Congress won't subject analysts to lobbyists' rules
- By Matthew Weigelt
- Mar 26, 2012
The Senate wants a report on the ins and outs of political intelligence activities before defining them in its congressional insider trading bill.
The Senate passed the Stop Trading on Congressional Knowledge (STOCK) Act (S. 2038) by unanimous consent on March 22.. The bill’s aim is to stop insider trading by senior government officials. However, unlike the Senate’s original, this bill didn’t include a provision that would have required analysts to register as lobbyists. The House’s version of the STOCK Act would have the Government Accountability Office assess the use of “political intelligence” first and then make recommendations on narrowing the definitions.
The change pleased industry groups that were concerned private-sector business analysts might be deemed lobbyists. The Acquisition Reform Working Group, a conglomeration of eight industry groups, sent letters Feb. 16 to members of Congress, urging them to rework a broad definition of “political intelligence consultants.”

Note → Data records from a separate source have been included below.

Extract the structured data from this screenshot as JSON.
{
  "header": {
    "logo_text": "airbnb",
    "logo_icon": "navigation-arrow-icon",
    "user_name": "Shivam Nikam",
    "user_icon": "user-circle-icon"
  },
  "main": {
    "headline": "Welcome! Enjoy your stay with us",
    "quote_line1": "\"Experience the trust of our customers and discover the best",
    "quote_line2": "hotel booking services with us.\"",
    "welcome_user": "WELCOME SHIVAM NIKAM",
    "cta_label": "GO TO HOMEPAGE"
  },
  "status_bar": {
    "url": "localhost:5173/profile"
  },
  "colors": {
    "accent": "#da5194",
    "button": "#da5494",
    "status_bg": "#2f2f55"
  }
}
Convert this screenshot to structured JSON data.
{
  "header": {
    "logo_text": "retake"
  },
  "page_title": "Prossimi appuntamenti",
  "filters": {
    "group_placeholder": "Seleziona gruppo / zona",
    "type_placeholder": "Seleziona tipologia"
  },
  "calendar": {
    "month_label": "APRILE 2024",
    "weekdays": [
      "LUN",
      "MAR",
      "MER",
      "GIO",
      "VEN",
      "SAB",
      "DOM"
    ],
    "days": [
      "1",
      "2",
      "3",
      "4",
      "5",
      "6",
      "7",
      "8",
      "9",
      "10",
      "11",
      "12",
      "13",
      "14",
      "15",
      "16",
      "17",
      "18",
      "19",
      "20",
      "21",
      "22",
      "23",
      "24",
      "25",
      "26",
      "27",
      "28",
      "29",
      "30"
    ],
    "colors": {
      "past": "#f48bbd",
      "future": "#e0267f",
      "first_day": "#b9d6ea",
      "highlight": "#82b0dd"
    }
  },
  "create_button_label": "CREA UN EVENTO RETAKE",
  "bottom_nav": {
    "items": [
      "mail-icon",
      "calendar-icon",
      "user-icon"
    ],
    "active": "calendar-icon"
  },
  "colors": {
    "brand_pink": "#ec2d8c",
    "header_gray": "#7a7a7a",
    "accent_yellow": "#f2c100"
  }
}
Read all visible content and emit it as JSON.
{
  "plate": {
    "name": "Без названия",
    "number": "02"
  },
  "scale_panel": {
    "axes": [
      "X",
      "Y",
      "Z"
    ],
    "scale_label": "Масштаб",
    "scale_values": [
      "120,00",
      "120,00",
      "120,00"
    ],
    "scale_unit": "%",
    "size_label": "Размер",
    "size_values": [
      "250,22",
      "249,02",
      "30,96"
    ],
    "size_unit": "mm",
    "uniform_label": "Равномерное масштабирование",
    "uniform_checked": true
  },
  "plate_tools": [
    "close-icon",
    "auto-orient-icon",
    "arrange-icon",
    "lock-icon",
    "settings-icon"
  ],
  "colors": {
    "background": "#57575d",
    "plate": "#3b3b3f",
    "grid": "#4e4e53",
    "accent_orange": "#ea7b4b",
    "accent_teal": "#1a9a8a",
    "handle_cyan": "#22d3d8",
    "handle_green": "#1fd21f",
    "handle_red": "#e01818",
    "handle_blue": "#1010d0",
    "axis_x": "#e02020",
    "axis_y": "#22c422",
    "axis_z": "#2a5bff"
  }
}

“Congress clearly heard our warnings of the potential negative implications,” said Trey Hodgkins, senior vice president of national security and federal procurement policy at the TechAmerica, a member of the Acquisition Reform Working Group.
Based on the earlier version of the Senate’s bill, a political intelligence contact would be any communication to or from certain officials that is intended for use in informing investment decisions.
Hodgkins said in a previous interview that congressional staff members had analysts at hedge funds in mind, not business analysts.
Sen. Charles Grassley (R-Iowa), ranking member of the Finance Committee, said during a floor speech March 22 he disagreed with removing the provision.
“They took a common sense provision supported by a majority of both houses of Congress, and they simply erased it," he said.
He spoke about claims that “an unnamed House Republican” forced the Senate into passing the STOCK Act without the definition by threatening to object to a conference regarding the bill.
When both chambers pass similar legislation, they use a conference committee to iron out the differences in order to send the president one bill.
The bill has passed through Congress. Now, it will go to the White House for President Barack Obama’ signature. In January, the Obama administration showed support for the bill.
Matthew Weigelt is a former FCW senior writer who covered acquisition and procurement.